The point is, if there is a failure, we want to know quickly if it is in the control plane or the data plane. We often rely on the control plane to analyze what is going on in the data plane. Mixing VSM with VEM increases the risk of having control plane and data plane failure at the same time, making root cause isolation more difficult. However unlikely we may think, failure scenarios could happen. When it does, having access to VSM and vCenter is essential to troubleshooting and problem isolation. We know VEM does not rely on the availability of VSM to pass packets; however having VSM under VEM essentially places it under the same DVS that it manages, therefore subject to DVS port corruption error as an example. When a VEM fails, imagine losing access to VSM and vCenter as well because they are running under it.
Administrative Boundary
VSM and vCenter, due to their critical nature, needs to be protected. To prevent administrators from mistakenly change vCenter and VSM while making changes to other VMs, there should be as much administrative boundary established as the infrastructure supports.

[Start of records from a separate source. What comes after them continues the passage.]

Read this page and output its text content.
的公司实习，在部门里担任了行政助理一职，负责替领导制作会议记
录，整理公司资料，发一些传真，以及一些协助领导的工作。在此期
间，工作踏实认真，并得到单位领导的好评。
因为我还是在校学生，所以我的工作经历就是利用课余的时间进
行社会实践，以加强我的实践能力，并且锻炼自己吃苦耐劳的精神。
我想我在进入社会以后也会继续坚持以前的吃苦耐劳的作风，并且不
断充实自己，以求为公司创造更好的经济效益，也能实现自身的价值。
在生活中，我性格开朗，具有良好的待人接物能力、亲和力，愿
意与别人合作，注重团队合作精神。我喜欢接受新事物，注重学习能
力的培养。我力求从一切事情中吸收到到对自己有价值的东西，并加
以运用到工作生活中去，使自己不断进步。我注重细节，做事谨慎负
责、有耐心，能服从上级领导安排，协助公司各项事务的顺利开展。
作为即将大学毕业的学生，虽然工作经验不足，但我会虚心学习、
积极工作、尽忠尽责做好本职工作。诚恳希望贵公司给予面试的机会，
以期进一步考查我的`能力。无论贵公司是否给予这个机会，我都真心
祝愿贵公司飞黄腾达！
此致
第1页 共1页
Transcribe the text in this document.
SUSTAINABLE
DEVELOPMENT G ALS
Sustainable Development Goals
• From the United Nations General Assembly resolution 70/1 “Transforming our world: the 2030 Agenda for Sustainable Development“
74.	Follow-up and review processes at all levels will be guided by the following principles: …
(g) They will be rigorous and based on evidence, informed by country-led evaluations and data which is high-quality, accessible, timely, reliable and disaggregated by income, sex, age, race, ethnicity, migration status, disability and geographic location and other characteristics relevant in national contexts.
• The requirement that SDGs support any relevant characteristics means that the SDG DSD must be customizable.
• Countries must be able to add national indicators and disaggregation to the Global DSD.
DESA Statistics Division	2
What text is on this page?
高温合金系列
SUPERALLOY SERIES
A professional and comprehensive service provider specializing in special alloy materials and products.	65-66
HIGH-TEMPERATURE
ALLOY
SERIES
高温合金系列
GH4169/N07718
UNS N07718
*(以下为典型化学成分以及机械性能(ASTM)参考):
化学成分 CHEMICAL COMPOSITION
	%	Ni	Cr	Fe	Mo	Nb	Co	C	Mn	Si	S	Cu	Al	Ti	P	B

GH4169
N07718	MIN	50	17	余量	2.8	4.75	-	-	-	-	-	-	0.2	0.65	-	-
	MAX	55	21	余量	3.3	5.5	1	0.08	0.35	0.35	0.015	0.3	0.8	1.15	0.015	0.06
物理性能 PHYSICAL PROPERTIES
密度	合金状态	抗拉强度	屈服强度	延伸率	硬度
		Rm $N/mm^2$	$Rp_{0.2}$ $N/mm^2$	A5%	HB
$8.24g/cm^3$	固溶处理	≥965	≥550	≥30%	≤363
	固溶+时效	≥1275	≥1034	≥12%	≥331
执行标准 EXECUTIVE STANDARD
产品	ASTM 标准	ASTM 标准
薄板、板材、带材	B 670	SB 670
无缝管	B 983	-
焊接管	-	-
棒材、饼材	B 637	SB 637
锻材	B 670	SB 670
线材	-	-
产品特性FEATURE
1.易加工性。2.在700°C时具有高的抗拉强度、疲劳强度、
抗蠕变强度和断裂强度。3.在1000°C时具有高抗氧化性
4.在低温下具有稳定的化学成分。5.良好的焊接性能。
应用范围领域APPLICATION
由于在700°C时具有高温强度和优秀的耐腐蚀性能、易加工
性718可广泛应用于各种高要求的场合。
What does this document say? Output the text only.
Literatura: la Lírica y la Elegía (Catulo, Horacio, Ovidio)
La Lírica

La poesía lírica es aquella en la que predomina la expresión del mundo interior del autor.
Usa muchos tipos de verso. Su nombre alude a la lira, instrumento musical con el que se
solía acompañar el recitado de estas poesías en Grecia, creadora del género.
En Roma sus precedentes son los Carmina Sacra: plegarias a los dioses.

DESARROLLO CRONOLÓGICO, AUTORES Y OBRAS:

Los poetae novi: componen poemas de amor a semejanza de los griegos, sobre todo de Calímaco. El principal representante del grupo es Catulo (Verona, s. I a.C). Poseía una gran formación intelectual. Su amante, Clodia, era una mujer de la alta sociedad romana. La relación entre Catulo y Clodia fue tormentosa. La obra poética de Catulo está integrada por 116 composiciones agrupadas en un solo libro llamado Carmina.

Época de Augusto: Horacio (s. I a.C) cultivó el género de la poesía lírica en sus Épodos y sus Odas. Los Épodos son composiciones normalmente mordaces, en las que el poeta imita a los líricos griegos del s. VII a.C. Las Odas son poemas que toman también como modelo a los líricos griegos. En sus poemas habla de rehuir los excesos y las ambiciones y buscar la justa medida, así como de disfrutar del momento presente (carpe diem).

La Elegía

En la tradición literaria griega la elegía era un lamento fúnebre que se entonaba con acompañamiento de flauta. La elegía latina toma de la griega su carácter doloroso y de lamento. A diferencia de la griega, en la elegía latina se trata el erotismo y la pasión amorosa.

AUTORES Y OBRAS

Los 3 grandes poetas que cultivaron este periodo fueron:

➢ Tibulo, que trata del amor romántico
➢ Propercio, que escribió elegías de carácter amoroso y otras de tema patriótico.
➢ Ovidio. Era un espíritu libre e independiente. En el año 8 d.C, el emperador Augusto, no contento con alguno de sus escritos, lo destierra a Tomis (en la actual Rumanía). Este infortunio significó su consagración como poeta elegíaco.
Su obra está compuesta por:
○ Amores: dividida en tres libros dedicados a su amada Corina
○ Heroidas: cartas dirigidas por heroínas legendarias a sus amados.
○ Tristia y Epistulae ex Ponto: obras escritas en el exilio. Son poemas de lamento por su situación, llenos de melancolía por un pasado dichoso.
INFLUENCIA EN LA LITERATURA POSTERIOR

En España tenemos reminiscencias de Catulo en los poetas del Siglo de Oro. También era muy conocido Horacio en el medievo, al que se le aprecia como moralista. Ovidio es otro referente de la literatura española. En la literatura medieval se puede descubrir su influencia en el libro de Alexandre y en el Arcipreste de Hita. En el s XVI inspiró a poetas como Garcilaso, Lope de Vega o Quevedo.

Having VSM and vCenter in a separate control cluster with dedicated hosts creates clear administrative boundary. The use of a Vmware virtual switches (vDS) instead of VEM for vCenter and VSM will further decouple dependency. The vDS should be clearly named; its special purpose will be understood by all administrators, therefore minimizing the chance for mistakes.
The diagram shows a sample of placing VSM and vCenter as VMs on a separate control cluster separate from the applications VM they manage.